Одним прекрасным, хотя пожалуй нет, наверное всё-таки чудесным, да-да, именно чудесным, ведь это и правда иногда чудо – проснуться вдруг живым, итак: одним чудесным утром, да кстати уже и не утром вовсе, наш герой, очнувшись, а может просто вынырнув из тёмного омута на белый свет, словно на первый зимний снег, обнаружил себя пристёгнутым ремнями к большой железной койке на колёсах, о коих, впрочем, он узнал немного позже, ну в общем, в коечке такой, той, что иногда катают по больничным коридорам между обычными палатами, реанимационными и моргом, иногда… Да-да, вы не ослышались, именно моргом, где бывших незадачливых клиентов временно переселяют на другие, тоже очень удобные, милые постельки, и отчего-то тоже на колёсиках, уже, правда, без подушек, матрасов и тёплых одеял, за ненадобностью. Вы, может, встречались с чем-нибудь подобным или слышали об этом где-нибудь ещё, на такие, в общем, чтобы без лишнего шума и пыли переместить клиента туда, куда потребуется, если что-то вдруг пойдёт не так…


Первые Венины ощущения (а нашего героя, следуя давней литературной традиции, я назову Веней, или даже Веничкой, чтобы уж окончательно развеять всякие сомнения, о персонаже сколь сомнительного свойства пойдёт речь в нашей грустной повести) оказались довольно странными и даже расплывчатыми в чём-то. Рука под капельницей, с койки не подняться… «Что это? Где я? Что всё это значит?» Именно такие мысли посещают настоящих мужчин в подобных ситуациях. Наш Веня не был исключением. Он даже и не понял поначалу, куда попал, что это такое вообще, куда на этот раз нелёгкая занесла?

Широкие кожаные ремни через ноги, грудь и пояс, за окном решётка, рука привязана к подобию поблескивающего холодным никелем торшера, разве что без лампы, иголка в вене, трубки, банка сверху. Тревожный холодок, мгновенно захватывая всё больше и больше жизненно важного пространства, разлился снизу живота и дальше, ставшая неожиданно вдруг жаркой тесная волна затопила тут же грудь, и вымораживая в лёд пальцы на ногах, обдала Веню стальными холодными иголками, от самой макушки до кончиков ногтей. Ощущение было новым и далеко не радостным. «Ну вот, допрыгался, – со странным облегчением подумал Веня. – Тюремная больничка, что ли?» – обожгла вдруг неожиданная мысль.

За окнами, затянутыми проволочной сеткой изнутри, беззвучно падая, кружился в тихом вальсе ноябрьский мягкий снег. Тихий, ко всему на свете безразличный, прекрасный белый снег…

«Вот так и я, – с обречённой тоской вздохнул беззвучно Веня, – вечно кружусь и падаю молча куда-то в темноту. Никому не нужный, холодный и пустой как барабан». И он опять закрыл глаза. Ни о чём думать не хотелось.

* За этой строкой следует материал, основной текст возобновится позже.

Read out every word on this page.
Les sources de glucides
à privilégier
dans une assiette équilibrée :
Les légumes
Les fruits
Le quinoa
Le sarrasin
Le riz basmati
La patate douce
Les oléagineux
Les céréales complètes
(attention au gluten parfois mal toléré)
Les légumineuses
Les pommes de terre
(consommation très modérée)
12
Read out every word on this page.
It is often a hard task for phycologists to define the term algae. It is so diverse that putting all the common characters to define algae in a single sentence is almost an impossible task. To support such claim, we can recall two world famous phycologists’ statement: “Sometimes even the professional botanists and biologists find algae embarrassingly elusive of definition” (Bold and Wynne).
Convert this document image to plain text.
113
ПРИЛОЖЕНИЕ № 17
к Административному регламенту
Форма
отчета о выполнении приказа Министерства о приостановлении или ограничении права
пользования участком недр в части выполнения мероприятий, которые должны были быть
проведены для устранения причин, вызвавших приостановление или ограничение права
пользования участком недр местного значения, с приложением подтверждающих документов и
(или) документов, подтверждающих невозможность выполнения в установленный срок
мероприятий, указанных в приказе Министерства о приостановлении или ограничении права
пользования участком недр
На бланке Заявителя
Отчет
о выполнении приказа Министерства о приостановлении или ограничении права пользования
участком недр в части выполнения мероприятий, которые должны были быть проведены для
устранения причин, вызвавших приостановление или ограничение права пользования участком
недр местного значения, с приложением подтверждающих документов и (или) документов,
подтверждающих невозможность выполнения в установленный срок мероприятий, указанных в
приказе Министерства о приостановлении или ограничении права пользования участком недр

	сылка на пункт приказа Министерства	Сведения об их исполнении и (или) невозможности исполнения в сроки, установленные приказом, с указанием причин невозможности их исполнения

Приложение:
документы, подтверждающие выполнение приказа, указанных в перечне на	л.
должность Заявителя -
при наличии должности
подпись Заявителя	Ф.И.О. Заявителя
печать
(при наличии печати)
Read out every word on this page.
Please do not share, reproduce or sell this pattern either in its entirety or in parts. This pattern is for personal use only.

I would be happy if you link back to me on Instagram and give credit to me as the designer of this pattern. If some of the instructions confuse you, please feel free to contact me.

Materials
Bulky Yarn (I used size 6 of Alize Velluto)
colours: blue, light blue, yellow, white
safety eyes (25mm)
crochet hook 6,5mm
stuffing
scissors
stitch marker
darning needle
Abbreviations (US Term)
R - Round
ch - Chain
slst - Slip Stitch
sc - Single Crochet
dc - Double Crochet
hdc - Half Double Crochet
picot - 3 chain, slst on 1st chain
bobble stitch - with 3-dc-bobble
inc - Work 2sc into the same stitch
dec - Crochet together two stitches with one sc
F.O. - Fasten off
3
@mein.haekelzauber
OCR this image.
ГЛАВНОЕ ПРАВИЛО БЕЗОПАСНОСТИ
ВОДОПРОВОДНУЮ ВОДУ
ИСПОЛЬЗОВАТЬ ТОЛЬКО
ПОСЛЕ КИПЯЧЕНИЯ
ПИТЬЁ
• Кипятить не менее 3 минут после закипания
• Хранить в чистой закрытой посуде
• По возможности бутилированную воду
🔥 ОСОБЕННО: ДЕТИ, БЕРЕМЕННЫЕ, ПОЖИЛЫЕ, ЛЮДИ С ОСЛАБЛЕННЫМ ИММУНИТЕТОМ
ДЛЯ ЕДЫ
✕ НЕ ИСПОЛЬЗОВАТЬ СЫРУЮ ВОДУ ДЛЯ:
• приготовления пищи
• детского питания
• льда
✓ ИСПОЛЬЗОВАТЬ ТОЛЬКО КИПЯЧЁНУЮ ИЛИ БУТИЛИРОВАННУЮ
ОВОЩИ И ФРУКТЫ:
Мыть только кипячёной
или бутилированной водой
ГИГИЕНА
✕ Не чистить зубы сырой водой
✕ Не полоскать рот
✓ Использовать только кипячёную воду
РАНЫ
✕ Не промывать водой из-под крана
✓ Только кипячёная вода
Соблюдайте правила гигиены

Просто закрыть глаза и спрятаться – вот что сейчас требовалось Вене. Спрятаться и опять забыться, хотя бы ненадолго. Припоминая постепенно вчерашний вечер, он начинал уже догадываться, где и почему находится, вот только решётки на окнах Веню немного озадачили. «Что бы это значило?» – размышлял он в недоумении. Решётки в его план уж точно не входили. Хотя, признаться честно, и плана-то никакого не было. Нет, не было у Вени плана, тем более такого. Глупо всё как-то получилось. Глупо, неожиданно, как, впрочем, обычно и бывает, и очень даже некрасиво. Как-то даже неприлично просто вышло, ну совершенно неприлично. И вот с такими тяжёлыми, безрадостными мыслями он снова, как в чёрный колодец, провалился в тихое спасительное забытье.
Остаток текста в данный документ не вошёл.